DNA Methylation Biomarkers Predict Offspring Metabolic Risk From Mothers With Hyperglycemia in Pregnancy

Gestational diabetes mellitus affects almost 18 million pregnancies worldwide, increasing by >70% in the past 20 years. DNA methylation has been associated with maternal hyperglycemia and type 2 diabetes risk in offspring. This study hypothesized that hyperglycemia during pregnancy influences DNA methylation changes at birth that mediate metabolic risk in offspring. Cord blood samples (n = 112) were obtained from women with normal (n = 43), impaired (n = 31), and low (n = 38) glucose tolerance enrolled in the Hong Kong field center of the Hyperglycemia and Adverse Pregnancy Outcome (HAPO) study. Differentially methylated regions (DMRs) were identified using methylation sequencing and evaluated for their association with offspring metabolic dysfunction. Receiver operating characteristic curve analysis assessed the predictive value of DMRs for the classification of maternal glycemic status. These DMRs were assessed in human β-cells and pancreatic ductal epithelial cells in response to hyperglycemic stimuli. Methylation sequencing identified 19 methylation biomarkers in cord blood associated with maternal hyperglycemia, which correlated with offspring metabolic abnormalities.
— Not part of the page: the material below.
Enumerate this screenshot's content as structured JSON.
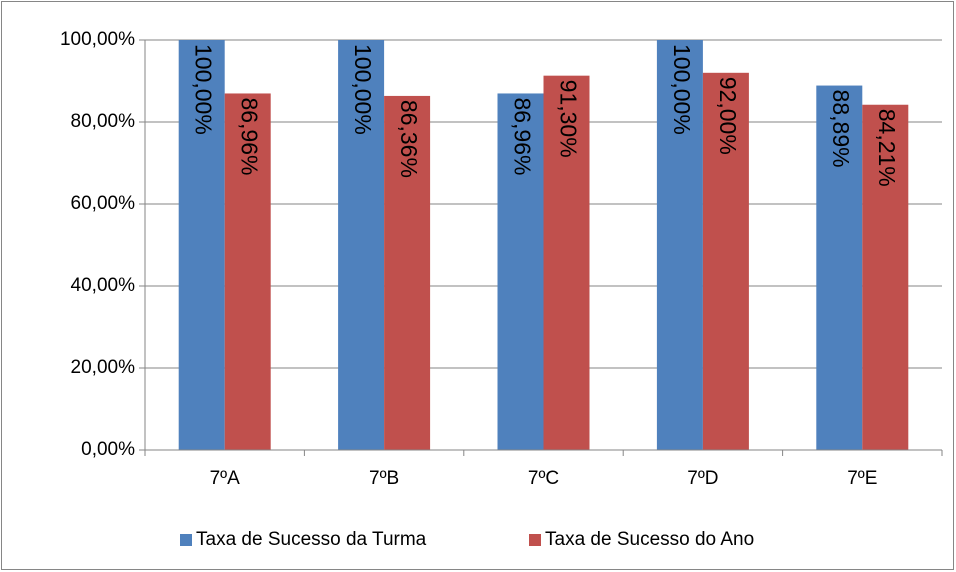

Incorporating the 19 DMRs improved the prediction of offspring β-cell dysfunction at 7, 11, and 18 years of age from area under the curve (AUC) scores ranging from 0.53 to 0.68 using clinical factors alone to AUC scores ranging from 0.71 to 0.95. Validation in human cell models confirmed that hyperglycemia influences methylation-dependent gene expression. This study demonstrates that DNA methylation biomarkers in cord blood predict offspring metabolic dysfunction, highlighting their potential as early indicators of diabetes risk. The findings align with methylation-mediated regulation in human pancreatic cells. ARTICLE HIGHLIGHTS Maternal hyperglycemia is linked to 19 cord blood DNA methylation biomarkers that predict offspring metabolic dysfunction. These methylation changes, associated with maternal glycemic status, improved the prediction of β-cell dysfunction at 7, 11, and 18 years of age compared with clinical factors alone. Validation in human β-cells and pancreatic ductal epithelial cells confirmed that hyperglycemia influences methylation-dependent gene expression. These findings highlight the role of epigenetic modifications at birth as early indicators of diabetes risk, suggesting that in utero hyperglycemic exposure may mediate long-term metabolic outcomes in offspring.